PROC. TRT/15ª REGIÃO Nº 0012971-25.2018.5.15.0040

RECURSO ORDINÁRIO

RECORRENTE: MUNICIPIO DE AREIAS

RECORRIDO: ODAIR MARIANO RODRIGUES

ORIGEM: VARA DO TRABALHO DE CRUZEIRO

JUIZ SENTENCIANTE: ALEXANDRE KLIMAS

GDP

Ementa

Relatório

Trata-se de recurso ordinário (ID a81655b) interposto pelo reclamado MUNICIPIO DE AREIAS contra a r. sentença de ID eb64247, que julgou procedentes em parte os pedidos.

O recorrente postula a exclusão da condenação à dobra das férias+1/3 e aos honorários advocatícios.

Isento do recolhimento das custas processuais, nos termos do inciso I, do art. 790-A da CLT e dispensado do depósito recursal, conforme inciso IV, do art. do Decreto-Lei n.º 779/69.

Contrarrazões pela reclamante (ID 4c203bd).

O Ministério Público do Trabalho opinou pelo prosseguimento do feito.

É o relatório.

Fundamentação

VOTO

Deixo de avocar, de ofício, o reexame necessário, porque, embora ilíquida a condenação, as circunstâncias fáticas narradas nos autos e o teor da r. sentença autorizam concluir que o valor arbitrado à condenação, no importe de R$6.000,00, é consentâneo com a expressão econômica dos pedidos acolhidos, não detendo potencial, ainda que remoto, de superar o teto legal de 100 salários mínimos, vigente à época da condenação, na forma do § 3º do art. 496 do CPC/15 e na Súmula n.º 303, I, a, do TST, sendo inaplicável a Súmula n.º 490 do STJ.

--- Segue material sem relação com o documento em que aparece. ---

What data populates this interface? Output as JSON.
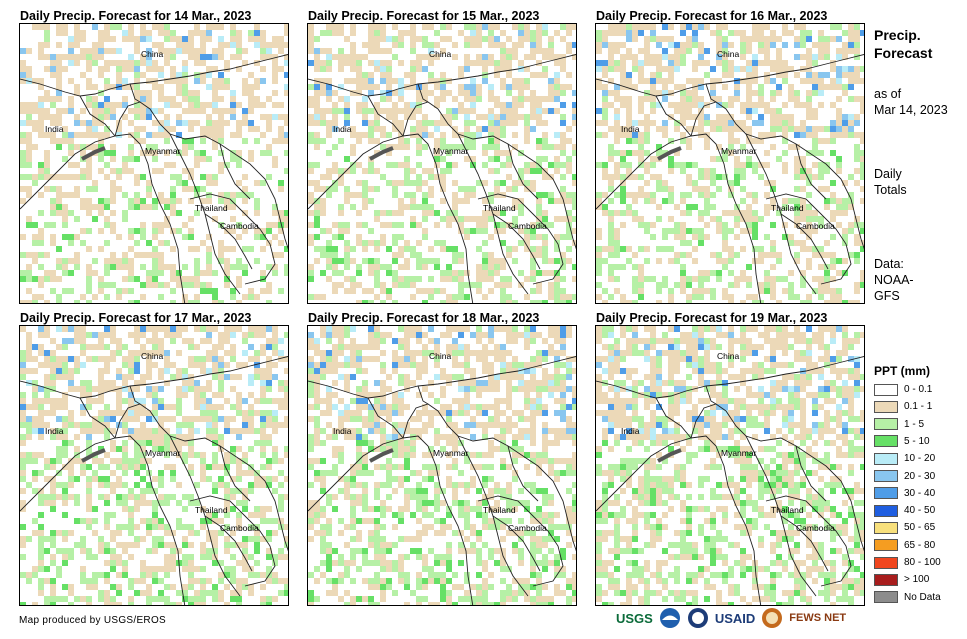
{
  "panels": [
    {
      "title": "Daily Precip. Forecast for 14 Mar., 2023",
      "intensity": 0.3
    },
    {
      "title": "Daily Precip. Forecast for 15 Mar., 2023",
      "intensity": 0.45
    },
    {
      "title": "Daily Precip. Forecast for 16 Mar., 2023",
      "intensity": 0.4
    },
    {
      "title": "Daily Precip. Forecast for 17 Mar., 2023",
      "intensity": 0.5
    },
    {
      "title": "Daily Precip. Forecast for 18 Mar., 2023",
      "intensity": 0.55
    },
    {
      "title": "Daily Precip. Forecast for 19 Mar., 2023",
      "intensity": 0.6
    }
  ],
  "map_labels": {
    "china": "China",
    "india": "India",
    "myanmar": "Myanmar",
    "thailand": "Thailand",
    "cambodia": "Cambodia"
  },
  "sidebar": {
    "title_line1": "Precip.",
    "title_line2": "Forecast",
    "asof_line1": "as of",
    "asof_line2": "Mar 14, 2023",
    "daily_line1": "Daily",
    "daily_line2": "Totals",
    "data_line1": "Data:",
    "data_line2": "NOAA-",
    "data_line3": "GFS"
  },
  "legend": {
    "title": "PPT (mm)",
    "items": [
      {
        "label": "0 - 0.1",
        "color": "#ffffff"
      },
      {
        "label": "0.1 - 1",
        "color": "#ecd9b8"
      },
      {
        "label": "1 - 5",
        "color": "#b6f0a6"
      },
      {
        "label": "5 - 10",
        "color": "#66e066"
      },
      {
        "label": "10 - 20",
        "color": "#b9ecf7"
      },
      {
        "label": "20 - 30",
        "color": "#89c6ef"
      },
      {
        "label": "30 - 40",
        "color": "#4f9de8"
      },
      {
        "label": "40 - 50",
        "color": "#1f5ee0"
      },
      {
        "label": "50 - 65",
        "color": "#f8e07c"
      },
      {
        "label": "65 - 80",
        "color": "#f59d21"
      },
      {
        "label": "80 - 100",
        "color": "#f0461e"
      },
      {
        "label": "> 100",
        "color": "#a81d1d"
      },
      {
        "label": "No Data",
        "color": "#8c8c8c"
      }
    ]
  },
  "footer": {
    "credit": "Map produced by USGS/EROS",
    "logo_usgs": "USGS",
    "logo_usaid": "USAID",
    "logo_fews": "FEWS NET"
  }
}
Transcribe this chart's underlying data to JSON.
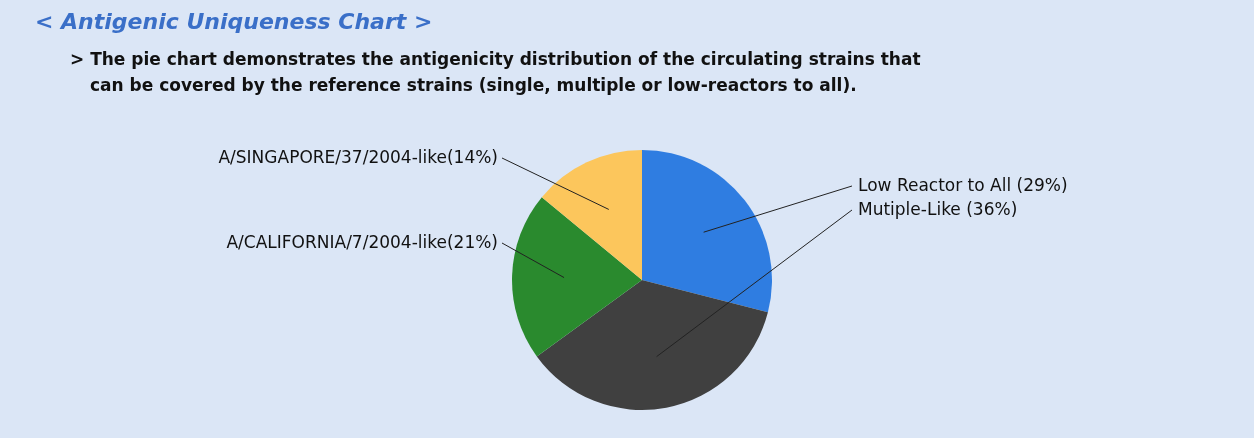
{
  "chart_data": {
    "type": "pie",
    "title": "< Antigenic Uniqueness Chart >",
    "subtitle": "> The pie chart demonstrates the antigenicity distribution of the circulating strains that can be covered by the reference strains (single, multiple or low-reactors to all).",
    "categories": [
      "Low Reactor to All (29%)",
      "Mutiple-Like (36%)",
      "A/CALIFORNIA/7/2004-like(21%)",
      "A/SINGAPORE/37/2004-like(14%)"
    ],
    "values": [
      29,
      36,
      21,
      14
    ],
    "colors": [
      "#2f7de1",
      "#404040",
      "#2a8a2e",
      "#fcc65c"
    ]
  }
}
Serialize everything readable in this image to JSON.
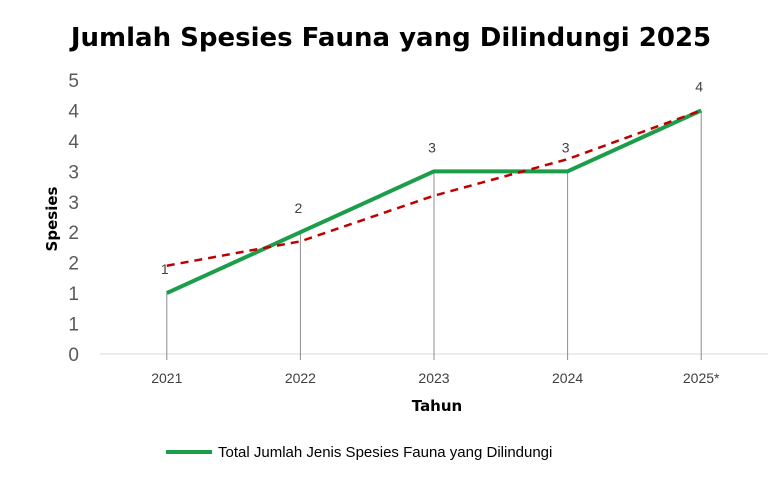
{
  "chart_data": {
    "type": "line",
    "title": "Jumlah Spesies Fauna yang Dilindungi 2025",
    "xlabel": "Tahun",
    "ylabel": "Spesies",
    "categories": [
      "2021",
      "2022",
      "2023",
      "2024",
      "2025*"
    ],
    "series": [
      {
        "name": "Total Jumlah Jenis Spesies Fauna yang Dilindungi",
        "values": [
          1,
          2,
          3,
          3,
          4
        ],
        "data_labels": [
          "1",
          "2",
          "3",
          "3",
          "4"
        ],
        "color": "#1a9e4a"
      }
    ],
    "trendline": {
      "style": "dashed",
      "color": "#c00000",
      "values": [
        1.45,
        1.85,
        2.6,
        3.2,
        4.0
      ]
    },
    "ylim": [
      0,
      4.5
    ],
    "y_tick_values": [
      0,
      0.5,
      1,
      1.5,
      2,
      2.5,
      3,
      3.5,
      4,
      4.5
    ],
    "y_tick_labels": [
      "0",
      "1",
      "1",
      "2",
      "2",
      "3",
      "3",
      "4",
      "4",
      "5"
    ],
    "drop_lines": true,
    "grid": false,
    "legend_position": "bottom"
  }
}
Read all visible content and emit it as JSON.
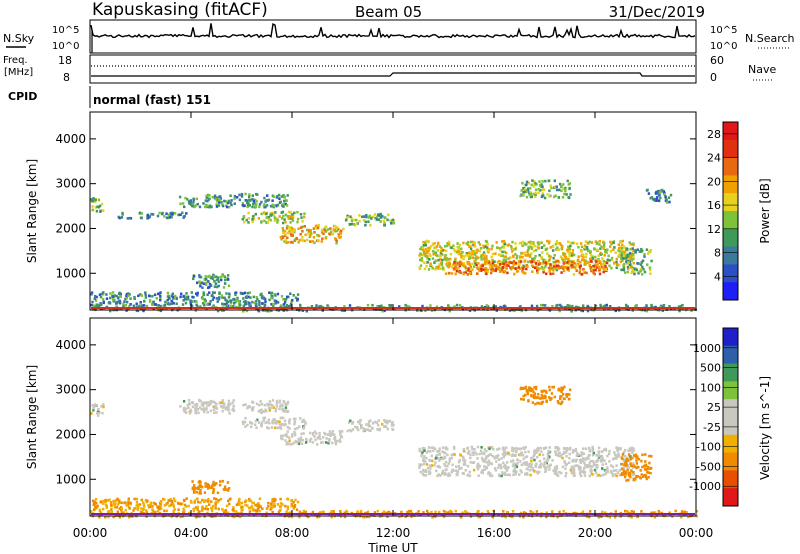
{
  "header": {
    "station": "Kapuskasing (fitACF)",
    "beam": "Beam 05",
    "date": "31/Dec/2019"
  },
  "side_labels": {
    "nsky": "N.Sky",
    "freq": "Freq.",
    "freq_unit": "[MHz]",
    "cpid": "CPID",
    "nsearch": "N.Search",
    "nave": "Nave"
  },
  "noise_axis": {
    "left_ticks": [
      "10^5",
      "10^0"
    ],
    "right_ticks": [
      "10^5",
      "10^0"
    ]
  },
  "freq_axis": {
    "left_ticks": [
      "18",
      "8"
    ],
    "right_ticks": [
      "60",
      "0"
    ]
  },
  "cpid_text": "normal (fast) 151",
  "colors": {
    "power": [
      "#1e1ef5",
      "#2b4fc4",
      "#3a7a9a",
      "#3f9a5a",
      "#7dc23a",
      "#e6d21e",
      "#f0a000",
      "#e86a10",
      "#e03010",
      "#e01818"
    ],
    "velocity": [
      "#2020c8",
      "#2f5fa8",
      "#3f9a5a",
      "#7dc23a",
      "#c8c8c0",
      "#c8c8c0",
      "#f0b000",
      "#f08a00",
      "#e85000",
      "#e01818"
    ]
  },
  "chart_data": [
    {
      "type": "heatmap",
      "title": "",
      "xlabel": "Time UT",
      "ylabel": "Slant Range [km]",
      "x_ticks": [
        "00:00",
        "04:00",
        "08:00",
        "12:00",
        "16:00",
        "20:00",
        "00:00"
      ],
      "xlim_hours": [
        0,
        24
      ],
      "ylim": [
        180,
        4600
      ],
      "y_ticks": [
        1000,
        2000,
        3000,
        4000
      ],
      "colorbar": {
        "label": "Power [dB]",
        "ticks": [
          4,
          8,
          12,
          16,
          20,
          24,
          28
        ],
        "range": [
          0,
          30
        ]
      },
      "regions": [
        {
          "t": [
            0.0,
            24.0
          ],
          "r": [
            180,
            320
          ],
          "value": 10
        },
        {
          "t": [
            0.0,
            8.2
          ],
          "r": [
            320,
            600
          ],
          "value": 9
        },
        {
          "t": [
            0.0,
            0.5
          ],
          "r": [
            2400,
            2700
          ],
          "value": 12
        },
        {
          "t": [
            1.0,
            3.8
          ],
          "r": [
            2250,
            2380
          ],
          "value": 8
        },
        {
          "t": [
            3.5,
            7.8
          ],
          "r": [
            2500,
            2800
          ],
          "value": 10
        },
        {
          "t": [
            6.0,
            8.5
          ],
          "r": [
            2150,
            2400
          ],
          "value": 14
        },
        {
          "t": [
            7.5,
            10.0
          ],
          "r": [
            1700,
            2100
          ],
          "value": 18
        },
        {
          "t": [
            10.0,
            12.0
          ],
          "r": [
            2100,
            2350
          ],
          "value": 12
        },
        {
          "t": [
            4.0,
            5.5
          ],
          "r": [
            700,
            1000
          ],
          "value": 9
        },
        {
          "t": [
            13.0,
            21.5
          ],
          "r": [
            1100,
            1750
          ],
          "value": 16
        },
        {
          "t": [
            14.0,
            20.5
          ],
          "r": [
            1000,
            1300
          ],
          "value": 22
        },
        {
          "t": [
            21.0,
            22.2
          ],
          "r": [
            1000,
            1600
          ],
          "value": 12
        },
        {
          "t": [
            22.0,
            23.0
          ],
          "r": [
            2600,
            2900
          ],
          "value": 8
        },
        {
          "t": [
            17.0,
            19.0
          ],
          "r": [
            2700,
            3100
          ],
          "value": 12
        }
      ]
    },
    {
      "type": "heatmap",
      "title": "",
      "xlabel": "Time UT",
      "ylabel": "Slant Range [km]",
      "x_ticks": [
        "00:00",
        "04:00",
        "08:00",
        "12:00",
        "16:00",
        "20:00",
        "00:00"
      ],
      "xlim_hours": [
        0,
        24
      ],
      "ylim": [
        180,
        4600
      ],
      "y_ticks": [
        1000,
        2000,
        3000,
        4000
      ],
      "colorbar": {
        "label": "Velocity [m s^-1]",
        "ticks": [
          "1000",
          "500",
          "100",
          "25",
          "-25",
          "-100",
          "-500",
          "-1000"
        ]
      },
      "regions": [
        {
          "t": [
            0.0,
            24.0
          ],
          "r": [
            180,
            320
          ],
          "value": -100
        },
        {
          "t": [
            0.0,
            8.2
          ],
          "r": [
            320,
            600
          ],
          "value": -100
        },
        {
          "t": [
            0.0,
            0.5
          ],
          "r": [
            2400,
            2700
          ],
          "value": 0
        },
        {
          "t": [
            3.5,
            7.8
          ],
          "r": [
            2500,
            2800
          ],
          "value": 0
        },
        {
          "t": [
            6.0,
            8.5
          ],
          "r": [
            2150,
            2400
          ],
          "value": 0
        },
        {
          "t": [
            7.5,
            10.0
          ],
          "r": [
            1800,
            2100
          ],
          "value": 0
        },
        {
          "t": [
            10.0,
            12.0
          ],
          "r": [
            2100,
            2350
          ],
          "value": 0
        },
        {
          "t": [
            4.0,
            5.5
          ],
          "r": [
            700,
            1000
          ],
          "value": -300
        },
        {
          "t": [
            13.0,
            21.5
          ],
          "r": [
            1100,
            1750
          ],
          "value": 0
        },
        {
          "t": [
            21.0,
            22.2
          ],
          "r": [
            1000,
            1600
          ],
          "value": -200
        },
        {
          "t": [
            17.0,
            19.0
          ],
          "r": [
            2700,
            3100
          ],
          "value": -300
        }
      ]
    }
  ]
}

Presentes os pressupostos extrínsecos e intrínsecos de admissibilidade, conheço do recurso.

DOBRA DAS FÉRIAS - PAGAMENTO INTEMPESTIVO

O Município sustenta ser indevida a dobra da remuneração de férias, acrescida do terço constitucional. Sustenta, primeiramente, que os servidores públicos celetistas se submetem a regime jurídico híbrido, sobre o qual incidem regras e princípios do Direito Administrativo, ao lado das disposições celetistas. Também afirma que o pequeno atraso na quitação das férias não ocasionou prejuízos ao trabalhador, o qual recebeu o pagamento no primeiro dia de fruição das férias. Por fim, alega que o pagamento intempestivo trata-se de infração administrativa, não acarretando a condenação à dobra, por ausência de previsão legal.

Pois bem.

Não só as férias concedidas após o prazo de que trata o art. 134 da CLT devem ser pagas em dobro, como determina o art. 137 da CLT, mas também as que não foram quitadas dentro do prazo legal de 02 (dois) dias antes do início do período na forma como dispõe o art. 145 da CLT, porque o pagamento a destempo frustra a finalidade do instituto que é assegurar ao empregado condições financeiras para que possa usufruir o período de descanso e tenha meios para gozá-lo, o que fica comprometido sem que lhe seja paga a remuneração respectiva.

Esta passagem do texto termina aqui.